In her personal life, Cristina maintains her wellness practice through a largely plant-based diet, regular exercise, yoga, gym sessions three times a week and Nichiren Buddhism, a Japanese Buddhist movement founded on the belief that all people are inherently capable of attaining enlightenment. 

“Individual empowerment and inner transformation contribute to a better and more peaceful world,” she says. “In practice, I repeat a daily mantra … to try to find the Buddhahood inside.” 

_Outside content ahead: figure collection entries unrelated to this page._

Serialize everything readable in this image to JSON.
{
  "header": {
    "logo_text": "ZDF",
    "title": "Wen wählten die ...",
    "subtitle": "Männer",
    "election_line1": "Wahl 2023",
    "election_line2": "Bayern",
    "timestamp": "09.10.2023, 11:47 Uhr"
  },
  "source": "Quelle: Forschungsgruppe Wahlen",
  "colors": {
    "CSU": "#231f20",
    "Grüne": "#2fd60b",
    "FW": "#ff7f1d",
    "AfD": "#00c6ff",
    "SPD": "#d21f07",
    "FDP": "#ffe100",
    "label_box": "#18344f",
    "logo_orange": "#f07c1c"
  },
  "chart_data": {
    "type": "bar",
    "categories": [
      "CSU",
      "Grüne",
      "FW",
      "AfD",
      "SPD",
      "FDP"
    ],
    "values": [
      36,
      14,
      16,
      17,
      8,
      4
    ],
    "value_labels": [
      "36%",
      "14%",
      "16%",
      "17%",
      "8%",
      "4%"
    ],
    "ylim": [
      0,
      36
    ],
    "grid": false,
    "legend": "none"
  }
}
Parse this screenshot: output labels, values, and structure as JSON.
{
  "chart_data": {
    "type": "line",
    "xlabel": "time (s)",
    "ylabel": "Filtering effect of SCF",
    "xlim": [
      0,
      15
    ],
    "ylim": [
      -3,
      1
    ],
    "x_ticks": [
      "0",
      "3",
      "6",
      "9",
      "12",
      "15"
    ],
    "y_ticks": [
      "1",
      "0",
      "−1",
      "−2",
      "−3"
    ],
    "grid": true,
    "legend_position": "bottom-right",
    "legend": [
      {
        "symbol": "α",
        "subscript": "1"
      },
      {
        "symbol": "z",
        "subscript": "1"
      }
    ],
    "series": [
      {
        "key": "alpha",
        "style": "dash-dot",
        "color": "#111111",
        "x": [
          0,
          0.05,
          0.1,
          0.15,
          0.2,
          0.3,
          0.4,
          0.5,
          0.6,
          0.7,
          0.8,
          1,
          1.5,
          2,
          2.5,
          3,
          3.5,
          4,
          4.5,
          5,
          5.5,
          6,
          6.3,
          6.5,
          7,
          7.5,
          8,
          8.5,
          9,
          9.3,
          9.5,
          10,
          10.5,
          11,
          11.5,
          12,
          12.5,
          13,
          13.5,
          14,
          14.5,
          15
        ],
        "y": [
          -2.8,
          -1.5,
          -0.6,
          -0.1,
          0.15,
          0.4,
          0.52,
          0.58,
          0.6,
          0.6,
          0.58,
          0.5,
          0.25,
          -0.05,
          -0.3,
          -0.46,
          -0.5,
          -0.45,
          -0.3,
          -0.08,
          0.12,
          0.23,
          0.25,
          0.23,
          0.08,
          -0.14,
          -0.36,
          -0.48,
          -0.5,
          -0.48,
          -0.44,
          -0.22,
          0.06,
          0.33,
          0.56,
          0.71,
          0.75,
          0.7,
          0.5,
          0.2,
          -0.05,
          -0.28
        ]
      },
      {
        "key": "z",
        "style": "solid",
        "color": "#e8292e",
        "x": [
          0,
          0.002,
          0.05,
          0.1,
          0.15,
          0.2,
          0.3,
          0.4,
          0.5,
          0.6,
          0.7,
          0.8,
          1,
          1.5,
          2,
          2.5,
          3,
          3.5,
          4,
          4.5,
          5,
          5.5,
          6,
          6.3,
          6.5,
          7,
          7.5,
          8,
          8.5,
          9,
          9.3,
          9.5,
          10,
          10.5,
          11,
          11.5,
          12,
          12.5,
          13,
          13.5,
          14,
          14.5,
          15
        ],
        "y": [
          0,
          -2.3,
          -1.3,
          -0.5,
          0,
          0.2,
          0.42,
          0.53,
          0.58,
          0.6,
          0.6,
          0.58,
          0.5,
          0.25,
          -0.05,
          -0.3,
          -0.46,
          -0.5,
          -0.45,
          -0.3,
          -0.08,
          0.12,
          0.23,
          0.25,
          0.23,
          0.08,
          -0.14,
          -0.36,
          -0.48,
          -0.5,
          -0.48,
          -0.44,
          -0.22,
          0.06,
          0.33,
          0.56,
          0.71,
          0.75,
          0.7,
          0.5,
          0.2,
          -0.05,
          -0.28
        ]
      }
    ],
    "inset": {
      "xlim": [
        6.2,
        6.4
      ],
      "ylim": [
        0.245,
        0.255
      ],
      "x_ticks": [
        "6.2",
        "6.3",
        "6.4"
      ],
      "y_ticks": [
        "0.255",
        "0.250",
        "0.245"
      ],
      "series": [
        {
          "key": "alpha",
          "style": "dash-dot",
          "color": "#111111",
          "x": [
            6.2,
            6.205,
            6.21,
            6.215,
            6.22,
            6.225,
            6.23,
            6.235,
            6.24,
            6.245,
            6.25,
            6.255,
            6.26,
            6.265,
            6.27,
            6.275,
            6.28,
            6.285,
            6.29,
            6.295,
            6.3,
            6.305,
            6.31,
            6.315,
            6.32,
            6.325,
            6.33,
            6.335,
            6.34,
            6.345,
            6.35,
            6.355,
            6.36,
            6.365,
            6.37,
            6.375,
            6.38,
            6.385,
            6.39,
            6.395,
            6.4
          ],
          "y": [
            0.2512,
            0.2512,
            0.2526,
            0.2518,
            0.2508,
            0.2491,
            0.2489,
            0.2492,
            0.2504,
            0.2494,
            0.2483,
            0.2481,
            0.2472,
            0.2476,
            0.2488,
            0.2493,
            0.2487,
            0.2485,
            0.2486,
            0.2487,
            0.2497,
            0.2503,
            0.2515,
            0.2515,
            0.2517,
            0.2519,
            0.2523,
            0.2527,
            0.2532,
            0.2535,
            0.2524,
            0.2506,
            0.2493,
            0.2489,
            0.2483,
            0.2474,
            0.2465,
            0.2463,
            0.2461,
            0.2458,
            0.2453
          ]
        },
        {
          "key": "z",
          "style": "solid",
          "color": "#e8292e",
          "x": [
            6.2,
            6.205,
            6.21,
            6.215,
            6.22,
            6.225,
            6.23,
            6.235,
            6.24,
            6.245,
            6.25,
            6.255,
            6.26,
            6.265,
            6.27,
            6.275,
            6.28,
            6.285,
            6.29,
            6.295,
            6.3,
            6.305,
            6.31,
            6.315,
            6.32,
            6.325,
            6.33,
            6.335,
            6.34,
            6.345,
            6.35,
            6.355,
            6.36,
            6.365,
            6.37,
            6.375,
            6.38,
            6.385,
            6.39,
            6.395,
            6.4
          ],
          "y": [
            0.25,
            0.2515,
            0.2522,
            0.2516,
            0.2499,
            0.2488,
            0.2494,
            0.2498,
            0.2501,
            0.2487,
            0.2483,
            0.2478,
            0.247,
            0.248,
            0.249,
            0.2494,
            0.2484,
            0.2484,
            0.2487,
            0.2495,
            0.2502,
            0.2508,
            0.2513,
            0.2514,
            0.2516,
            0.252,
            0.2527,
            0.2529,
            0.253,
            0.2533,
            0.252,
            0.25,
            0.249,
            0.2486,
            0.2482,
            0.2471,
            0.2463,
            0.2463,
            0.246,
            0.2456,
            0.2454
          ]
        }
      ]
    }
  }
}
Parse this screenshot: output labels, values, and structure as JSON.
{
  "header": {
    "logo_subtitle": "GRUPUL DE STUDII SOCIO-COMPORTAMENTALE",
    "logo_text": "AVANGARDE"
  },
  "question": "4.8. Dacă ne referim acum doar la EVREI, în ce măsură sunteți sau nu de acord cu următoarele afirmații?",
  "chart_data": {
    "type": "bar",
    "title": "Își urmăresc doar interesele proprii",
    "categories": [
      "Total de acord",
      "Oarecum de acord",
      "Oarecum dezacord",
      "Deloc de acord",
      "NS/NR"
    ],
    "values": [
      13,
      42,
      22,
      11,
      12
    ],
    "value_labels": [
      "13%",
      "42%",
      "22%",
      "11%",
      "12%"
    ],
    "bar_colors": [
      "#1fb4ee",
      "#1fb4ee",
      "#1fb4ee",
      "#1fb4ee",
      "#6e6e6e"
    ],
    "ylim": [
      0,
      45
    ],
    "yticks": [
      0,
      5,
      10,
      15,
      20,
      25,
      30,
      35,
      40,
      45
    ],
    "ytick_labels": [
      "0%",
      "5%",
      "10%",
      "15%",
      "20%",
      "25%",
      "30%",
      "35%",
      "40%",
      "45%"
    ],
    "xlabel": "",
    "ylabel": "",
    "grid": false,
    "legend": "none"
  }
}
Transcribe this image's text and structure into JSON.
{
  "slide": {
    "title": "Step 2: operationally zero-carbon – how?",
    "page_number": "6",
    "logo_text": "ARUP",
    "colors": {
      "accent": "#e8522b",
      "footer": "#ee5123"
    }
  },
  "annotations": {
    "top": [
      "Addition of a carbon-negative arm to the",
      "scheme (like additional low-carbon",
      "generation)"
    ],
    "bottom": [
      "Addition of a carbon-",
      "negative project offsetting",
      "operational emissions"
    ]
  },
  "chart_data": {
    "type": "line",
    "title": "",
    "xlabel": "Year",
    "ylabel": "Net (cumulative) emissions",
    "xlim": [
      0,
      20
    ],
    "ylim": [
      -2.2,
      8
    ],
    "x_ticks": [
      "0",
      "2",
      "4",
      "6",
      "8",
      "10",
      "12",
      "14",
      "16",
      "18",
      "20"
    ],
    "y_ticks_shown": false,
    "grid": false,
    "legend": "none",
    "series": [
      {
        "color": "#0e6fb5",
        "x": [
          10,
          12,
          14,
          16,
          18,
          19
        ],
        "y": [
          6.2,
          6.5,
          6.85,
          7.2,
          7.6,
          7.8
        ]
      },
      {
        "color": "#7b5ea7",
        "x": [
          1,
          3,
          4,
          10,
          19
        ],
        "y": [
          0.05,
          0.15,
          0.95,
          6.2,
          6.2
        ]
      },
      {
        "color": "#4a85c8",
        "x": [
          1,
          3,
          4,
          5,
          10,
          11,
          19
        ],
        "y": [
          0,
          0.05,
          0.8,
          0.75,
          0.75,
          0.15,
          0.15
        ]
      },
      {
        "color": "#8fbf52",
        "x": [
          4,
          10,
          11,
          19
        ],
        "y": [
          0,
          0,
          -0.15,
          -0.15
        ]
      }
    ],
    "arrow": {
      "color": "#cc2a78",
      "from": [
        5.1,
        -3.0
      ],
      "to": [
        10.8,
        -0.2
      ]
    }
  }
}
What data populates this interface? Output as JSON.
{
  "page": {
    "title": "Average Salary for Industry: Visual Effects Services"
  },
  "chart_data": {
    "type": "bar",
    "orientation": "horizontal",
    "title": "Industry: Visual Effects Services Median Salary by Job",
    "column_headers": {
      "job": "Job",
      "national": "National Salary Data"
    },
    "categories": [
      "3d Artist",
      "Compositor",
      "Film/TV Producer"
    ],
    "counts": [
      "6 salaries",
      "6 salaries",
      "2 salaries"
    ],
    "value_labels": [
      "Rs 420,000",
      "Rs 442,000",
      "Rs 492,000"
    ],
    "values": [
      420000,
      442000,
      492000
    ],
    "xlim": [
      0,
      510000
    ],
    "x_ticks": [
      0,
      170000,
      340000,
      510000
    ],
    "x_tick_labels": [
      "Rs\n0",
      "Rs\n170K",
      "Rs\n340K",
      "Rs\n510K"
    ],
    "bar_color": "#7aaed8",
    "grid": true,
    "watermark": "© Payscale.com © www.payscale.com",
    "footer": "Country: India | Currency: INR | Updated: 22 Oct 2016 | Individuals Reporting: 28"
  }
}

While passionate about what she has built in Macao, at 58, Cristina continues to evolve and adjust to the needs of the next generation. With rising levels of stress, worsening pollutants, a looming climate disaster, an “always-on culture” and long working hours, many young people struggle to find a healthy balance. 

“The fact is that [wellness] is needed by more and more people,” she says. “Life is not easy for the younger generation. Yet social media has made them very knowledgeable about the benefits [of wellness practices] and why they need to invest in self-care on a regular basis, not just as an indulgence or a ‘treat.’” 

Cristina has already shifted her focus toward the younger generation of Chinese [travellers] “The younger generation is also wealthier, more worldly and more knowledgeable. They know that they need to slow down and understand the importance of wellness as a lifestyle.”  

After decades of learning, teaching, and running her businesses, Cristina says one thing is clear: she needs to take a break from her current pace and schedule, so she is toying with the idea of becoming a consultant in the future. 

“I want to have five more years with Nirvana Day Spa and then to find a good buyer for my business, but a good buyer,” she emphasises. “I don’t want to sell to someone who will destroy everything that I built.”